Commissioners of Wicomico County v. Bancroft
Headline: Court lets Maryland counties tax reorganized railroad property, reversing lower federal courts and ending injunction that blocked county tax levies on the railroad’s assets.
Holding:
- Allows counties to assess and collect taxes on the reorganized railroad’s property.
- Limits bondholders’ ability to enjoin taxes absent an irrepealable state contract.

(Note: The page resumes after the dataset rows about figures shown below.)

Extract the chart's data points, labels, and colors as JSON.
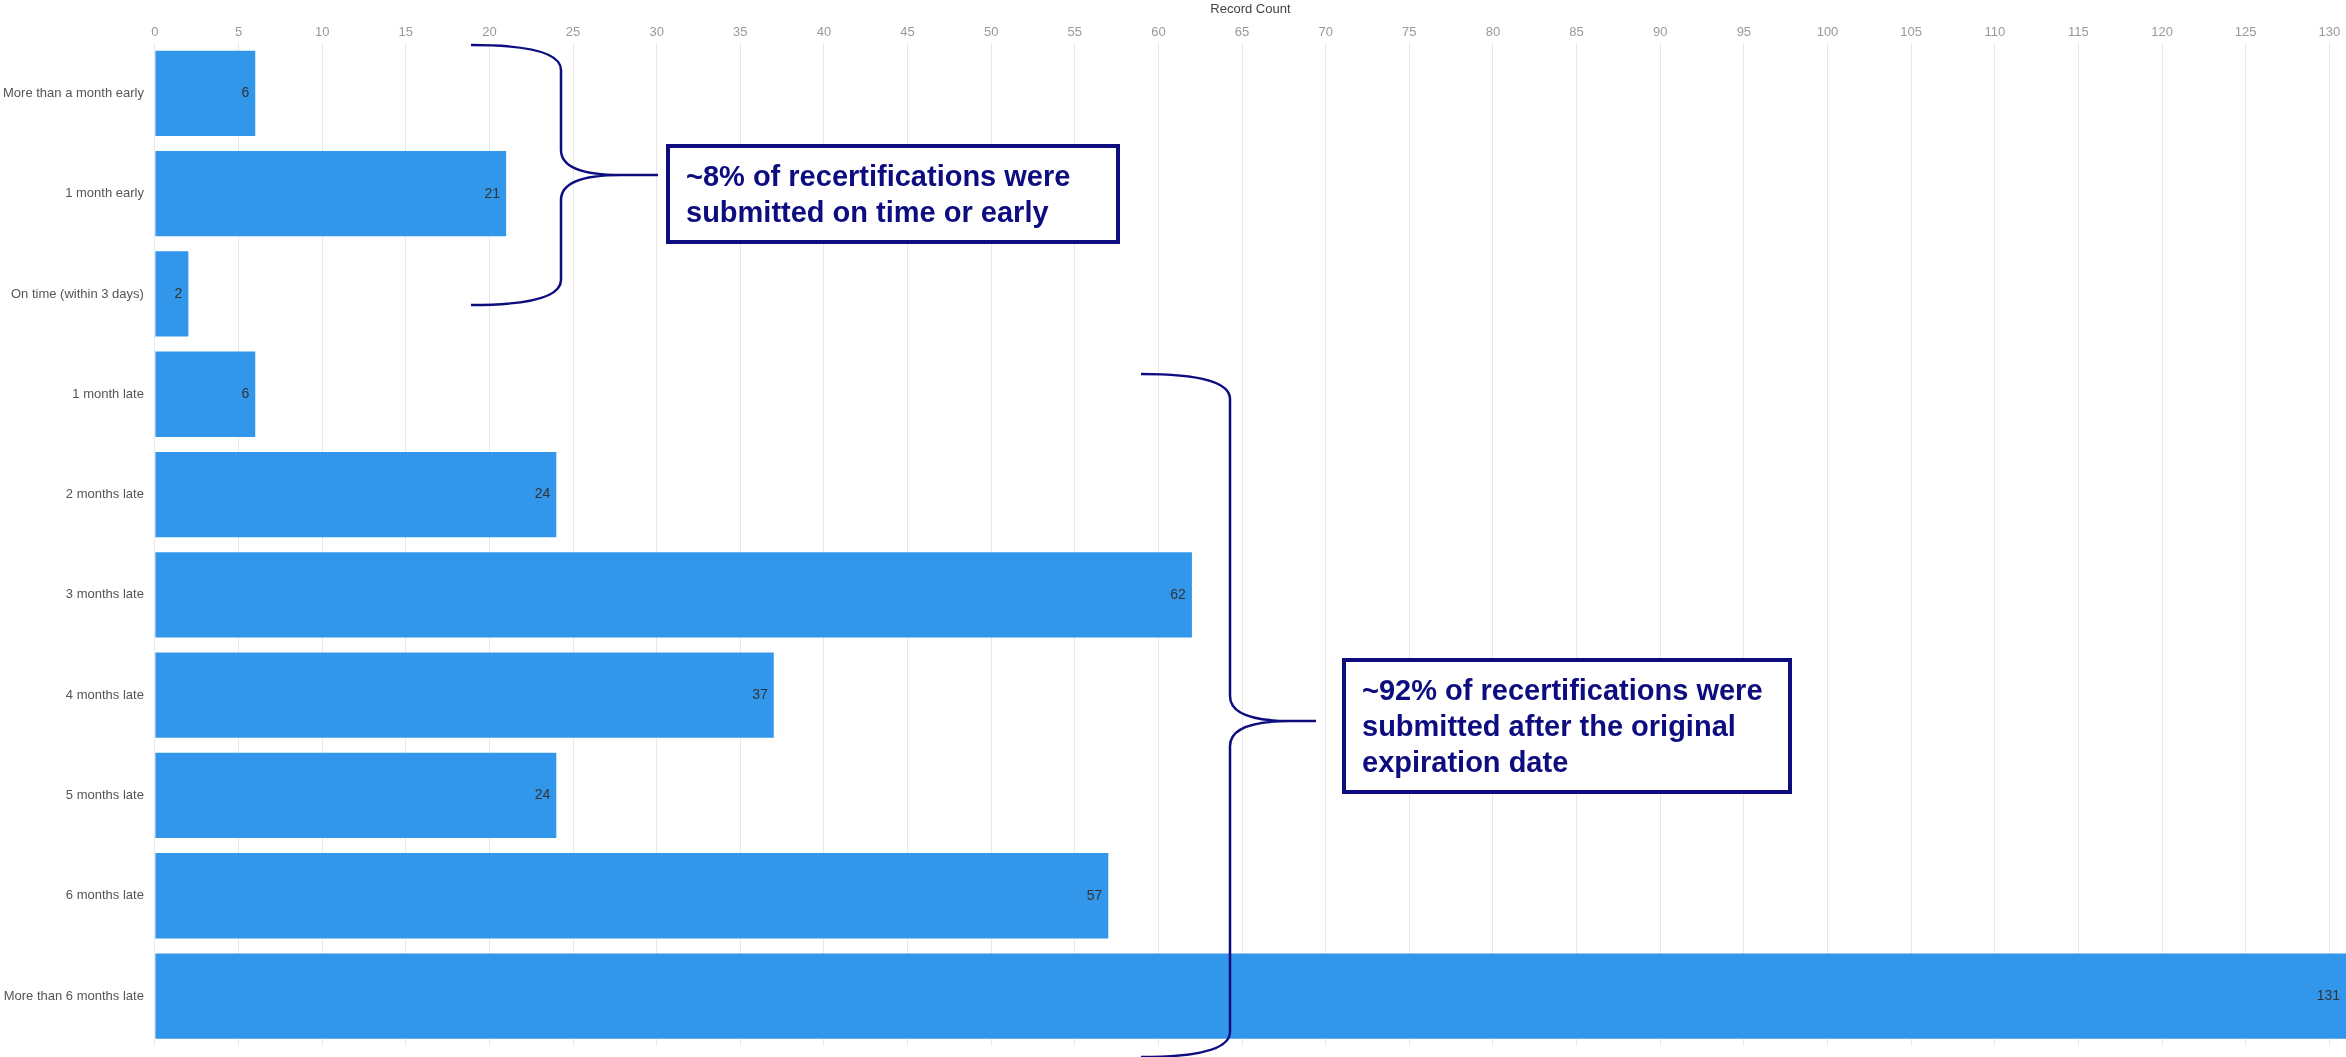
{
  "chart_data": {
    "type": "bar",
    "orientation": "horizontal",
    "xlabel": "Record Count",
    "categories": [
      "More than a month early",
      "1 month early",
      "On time (within 3 days)",
      "1 month late",
      "2 months late",
      "3 months late",
      "4 months late",
      "5 months late",
      "6 months late",
      "More than 6 months late"
    ],
    "values": [
      6,
      21,
      2,
      6,
      24,
      62,
      37,
      24,
      57,
      131
    ],
    "color": "#3296ea",
    "data_labels": true,
    "xlim": [
      0,
      131
    ],
    "xticks": [
      0,
      5,
      10,
      15,
      20,
      25,
      30,
      35,
      40,
      45,
      50,
      55,
      60,
      65,
      70,
      75,
      80,
      85,
      90,
      95,
      100,
      105,
      110,
      115,
      120,
      125,
      130
    ],
    "grid": "x",
    "legend": false,
    "annotations": [
      "~8% of recertifications were submitted on time or early",
      "~92% of recertifications were submitted after the original expiration date"
    ]
  }
}
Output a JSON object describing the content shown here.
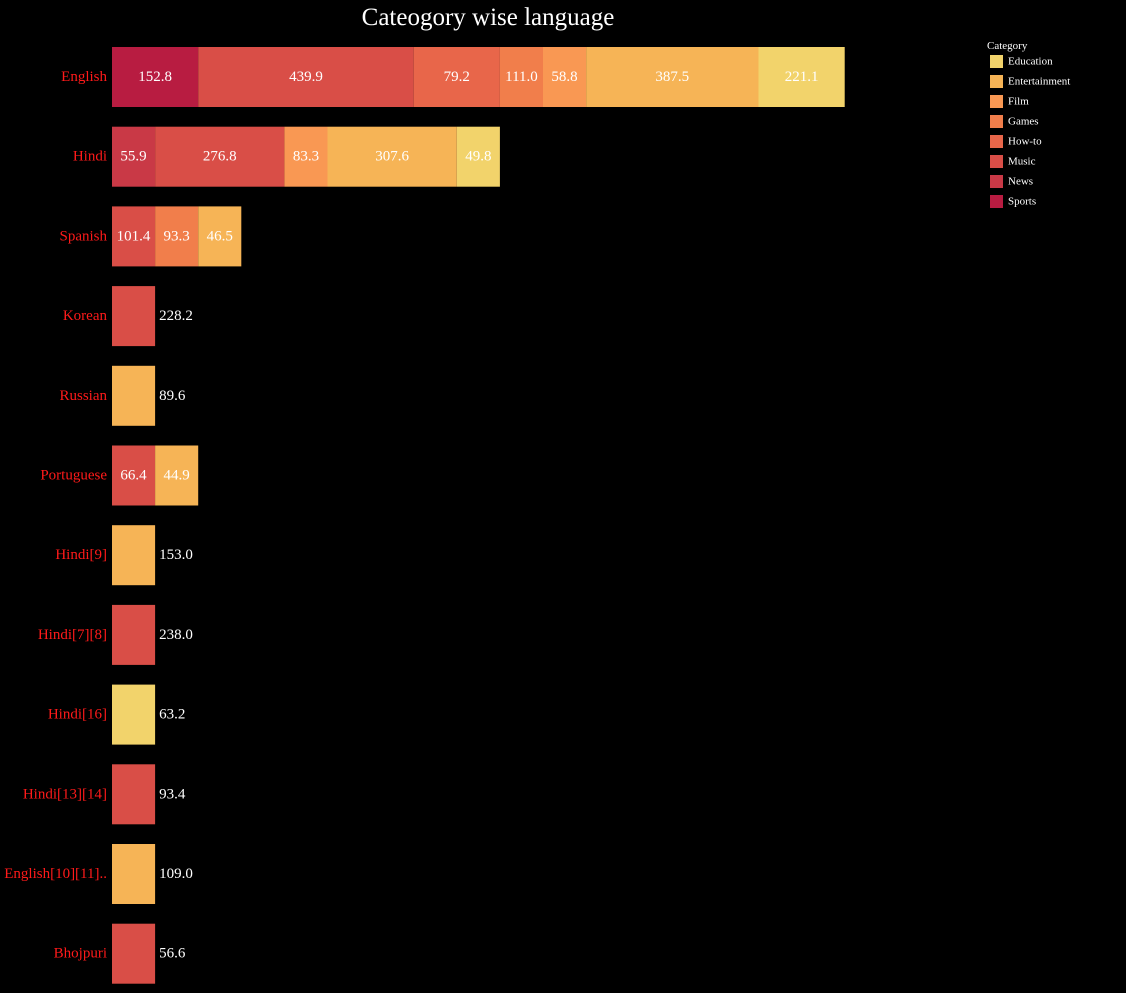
{
  "chart_data": {
    "type": "bar",
    "orientation": "horizontal",
    "stacked": true,
    "title": "Cateogory wise language",
    "xlabel": "",
    "ylabel": "",
    "grid": false,
    "legend_position": "top-right",
    "legend_title": "Category",
    "categories": [
      "English",
      "Hindi",
      "Spanish",
      "Korean",
      "Russian",
      "Portuguese",
      "Hindi[9]",
      "Hindi[7][8]",
      "Hindi[16]",
      "Hindi[13][14]",
      "English[10][11]..",
      "Bhojpuri"
    ],
    "series": [
      {
        "name": "Sports",
        "color": "#b81c41",
        "values": [
          152.8,
          0,
          0,
          0,
          0,
          0,
          0,
          0,
          0,
          0,
          0,
          0
        ]
      },
      {
        "name": "News",
        "color": "#c93946",
        "values": [
          0,
          55.9,
          0,
          0,
          0,
          0,
          0,
          0,
          0,
          0,
          0,
          0
        ]
      },
      {
        "name": "Music",
        "color": "#d94e47",
        "values": [
          439.9,
          276.8,
          101.4,
          228.2,
          0,
          66.4,
          0,
          238.0,
          0,
          93.4,
          0,
          56.6
        ]
      },
      {
        "name": "How-to",
        "color": "#e8664a",
        "values": [
          79.2,
          0,
          0,
          0,
          0,
          0,
          0,
          0,
          0,
          0,
          0,
          0
        ]
      },
      {
        "name": "Games",
        "color": "#f17e4b",
        "values": [
          111.0,
          0,
          93.3,
          0,
          0,
          0,
          0,
          0,
          0,
          0,
          0,
          0
        ]
      },
      {
        "name": "Film",
        "color": "#f99853",
        "values": [
          58.8,
          83.3,
          0,
          0,
          0,
          0,
          0,
          0,
          0,
          0,
          0,
          0
        ]
      },
      {
        "name": "Entertainment",
        "color": "#f6b456",
        "values": [
          387.5,
          307.6,
          46.5,
          0,
          89.6,
          44.9,
          153.0,
          0,
          0,
          0,
          109.0,
          0
        ]
      },
      {
        "name": "Education",
        "color": "#f2d36b",
        "values": [
          221.1,
          49.8,
          0,
          0,
          0,
          0,
          0,
          0,
          63.2,
          0,
          0,
          0
        ]
      }
    ],
    "legend_order": [
      "Education",
      "Entertainment",
      "Film",
      "Games",
      "How-to",
      "Music",
      "News",
      "Sports"
    ],
    "colors": {
      "background": "#000000",
      "title": "#ffffff",
      "category_label": "#ff1a1a",
      "value_label": "#ffffff"
    }
  }
}
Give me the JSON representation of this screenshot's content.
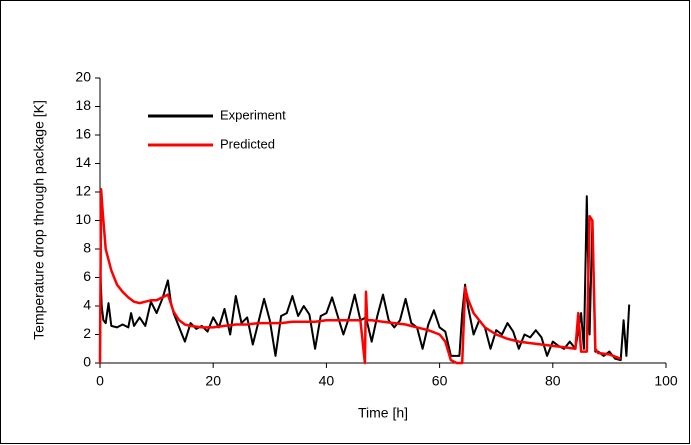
{
  "chart_data": {
    "type": "line",
    "x_label": "Time [h]",
    "y_label": "Temperature drop through package [K]",
    "xlim": [
      0,
      100
    ],
    "xticks": [
      0,
      20,
      40,
      60,
      80,
      100
    ],
    "ylim": [
      0,
      20
    ],
    "yticks": [
      0,
      2,
      4,
      6,
      8,
      10,
      12,
      14,
      16,
      18,
      20
    ],
    "grid": false,
    "legend": "top-left",
    "series": [
      {
        "name": "Experiment",
        "color": "#000000",
        "x": [
          0,
          0.1,
          0.3,
          0.6,
          1,
          1.5,
          2,
          3,
          4,
          5,
          5.5,
          6,
          7,
          8,
          9,
          10,
          11,
          12,
          12.5,
          13,
          14,
          15,
          16,
          17,
          18,
          19,
          20,
          21,
          22,
          23,
          24,
          25,
          26,
          27,
          28,
          29,
          30,
          31,
          32,
          33,
          34,
          35,
          36,
          37,
          38,
          39,
          40,
          41,
          42,
          43,
          44,
          45,
          46,
          47,
          48,
          49,
          50,
          51,
          52,
          53,
          54,
          55,
          56,
          57,
          58,
          59,
          60,
          61,
          62,
          63,
          63.5,
          64,
          64.5,
          65,
          66,
          67,
          68,
          69,
          70,
          71,
          72,
          73,
          74,
          75,
          76,
          77,
          78,
          79,
          80,
          81,
          82,
          83,
          84,
          85,
          85.5,
          86,
          86.5,
          87,
          87.5,
          88,
          89,
          90,
          91,
          92,
          92.5,
          93,
          93.5
        ],
        "values": [
          0,
          6,
          4,
          3,
          2.8,
          4.2,
          2.6,
          2.5,
          2.7,
          2.5,
          3.5,
          2.6,
          3.2,
          2.6,
          4.3,
          3.5,
          4.5,
          5.8,
          4.3,
          3.5,
          2.5,
          1.5,
          2.8,
          2.4,
          2.6,
          2.2,
          3.2,
          2.5,
          3.8,
          2,
          4.7,
          2.8,
          3.2,
          1.3,
          2.9,
          4.5,
          3,
          0.5,
          3.3,
          3.5,
          4.7,
          3.3,
          4,
          3.4,
          1,
          3.3,
          3.5,
          4.6,
          3.3,
          2,
          3.2,
          4.8,
          3,
          3.2,
          1.5,
          3.3,
          4.8,
          3,
          2.5,
          3,
          4.5,
          2.8,
          2.5,
          1,
          2.7,
          3.7,
          2.5,
          2.2,
          0.5,
          0.5,
          0.5,
          3.5,
          5.5,
          4,
          2,
          3,
          2.5,
          1,
          2.3,
          2,
          2.8,
          2.2,
          1,
          2,
          1.8,
          2.3,
          1.8,
          0.5,
          1.5,
          1.2,
          1,
          1.5,
          1,
          3.5,
          1,
          11.7,
          2,
          10,
          0.8,
          0.8,
          0.5,
          0.8,
          0.3,
          0.2,
          3,
          0.5,
          4.1
        ]
      },
      {
        "name": "Predicted",
        "color": "#ff0000",
        "x": [
          0,
          0.2,
          0.5,
          1,
          2,
          3,
          4,
          5,
          6,
          7,
          8,
          9,
          10,
          11,
          12,
          13,
          14,
          15,
          16,
          18,
          20,
          22,
          24,
          26,
          28,
          30,
          32,
          34,
          36,
          38,
          40,
          42,
          44,
          46,
          46.8,
          47,
          47.2,
          48,
          50,
          52,
          54,
          56,
          58,
          60,
          61,
          62,
          63,
          64,
          64.5,
          65,
          66,
          68,
          70,
          72,
          74,
          76,
          78,
          80,
          82,
          84,
          84.5,
          85,
          86,
          86.5,
          87,
          87.5,
          88,
          90,
          92
        ],
        "values": [
          0,
          12.2,
          10.5,
          8,
          6.5,
          5.5,
          5,
          4.6,
          4.3,
          4.2,
          4.3,
          4.4,
          4.4,
          4.6,
          4.8,
          3.6,
          3,
          2.7,
          2.6,
          2.5,
          2.5,
          2.6,
          2.7,
          2.7,
          2.8,
          2.8,
          2.8,
          2.9,
          2.9,
          2.9,
          3,
          3,
          3,
          3,
          0,
          5,
          3,
          3,
          2.9,
          2.8,
          2.7,
          2.5,
          2.3,
          2,
          1.5,
          0.2,
          0,
          0,
          5.3,
          4.5,
          3.5,
          2.5,
          2,
          1.7,
          1.5,
          1.4,
          1.3,
          1.2,
          1.1,
          1,
          3.5,
          0.8,
          0.8,
          10.3,
          10,
          1,
          0.7,
          0.6,
          0.3
        ]
      }
    ]
  }
}
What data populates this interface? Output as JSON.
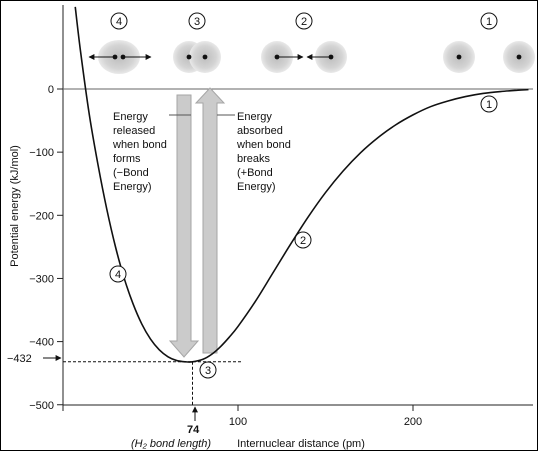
{
  "chart_data": {
    "type": "line",
    "xlabel": "Internuclear distance (pm)",
    "ylabel": "Potential energy (kJ/mol)",
    "yticks": [
      "0",
      "−100",
      "−200",
      "−300",
      "−400",
      "−500"
    ],
    "ytick_values": [
      0,
      -100,
      -200,
      -300,
      -400,
      -500
    ],
    "xticks": [
      "100",
      "200"
    ],
    "xtick_values": [
      100,
      200
    ],
    "xlim": [
      0,
      270
    ],
    "ylim": [
      -500,
      120
    ],
    "minimum": {
      "x": 74,
      "y": -432
    },
    "minimum_y_label": "−432",
    "minimum_x_label": "74",
    "bond_length_note": "(H₂ bond length)",
    "curve": {
      "name": "",
      "x": [
        7,
        10,
        15,
        20,
        25,
        30,
        35,
        40,
        45,
        50,
        55,
        60,
        65,
        70,
        74,
        80,
        85,
        90,
        95,
        100,
        110,
        120,
        130,
        140,
        150,
        160,
        170,
        180,
        190,
        200,
        210,
        220,
        230,
        240,
        250,
        260,
        266
      ],
      "y": [
        130,
        60,
        -40,
        -120,
        -190,
        -250,
        -300,
        -340,
        -372,
        -396,
        -413,
        -424,
        -430,
        -432,
        -432,
        -428,
        -420,
        -408,
        -393,
        -376,
        -336,
        -291,
        -246,
        -203,
        -164,
        -130,
        -101,
        -77,
        -57,
        -41,
        -28,
        -19,
        -12,
        -7,
        -4,
        -2,
        -1
      ]
    }
  },
  "markers": {
    "stage_labels": [
      "4",
      "3",
      "2",
      "1"
    ],
    "curve_labels": [
      "1",
      "2",
      "3",
      "4"
    ]
  },
  "annotations": {
    "released": [
      "Energy",
      "released",
      "when bond",
      "forms",
      "(−Bond",
      "Energy)"
    ],
    "absorbed": [
      "Energy",
      "absorbed",
      "when bond",
      "breaks",
      "(+Bond",
      "Energy)"
    ]
  },
  "colors": {
    "curve": "#111111",
    "arrow_fill": "#c8c8c8",
    "arrow_stroke": "#a8a8a8",
    "atom_halo": "#cfcfcf"
  }
}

- Confirms states can withdraw repealable tax exemptions by later law.
Summary
Background
A bondholder, Samuel Bancroft Jr., sued the Wicomico County commissioners to stop taxes on property of the Baltimore, Chesapeake and Atlantic Railway Company. The railway had been created after a foreclosure and reorganization of an earlier railroad that had received a 30-year tax exemption under a Maryland law. The reorganized company issued mortgage bonds, and county officials later assessed and threatened to sell the property for unpaid taxes, prompting the bondholder’s court challenge.
Reasoning
The key question was whether a statewide law passed in 1896 that required all railroads to be assessed for county and municipal taxes wiped out any earlier, repealable tax exemption for the reorganized company. The bondholder conceded there was no unchangeable contract protecting the exemption from state action. The Court accepted the Maryland courts’ interpretation that the 1896 law, with its wording and proviso about preserving only irrepealable contracts, showed an intent to withdraw exemptions that the State could repeal. For that reason, the Court reversed the lower federal courts and ordered the injunction dismissed.
Real world impact
The decision means county governments may assess and collect taxes on the reorganized railroad’s property unless the exemption is part of a contract the State cannot legally repeal. Bondholders cannot rely on a repealable state-granted tax immunity to block tax collection. The ruling follows the State’s own courts’ reading of its statutes and enforces the 1896 assessment law’s practical effect.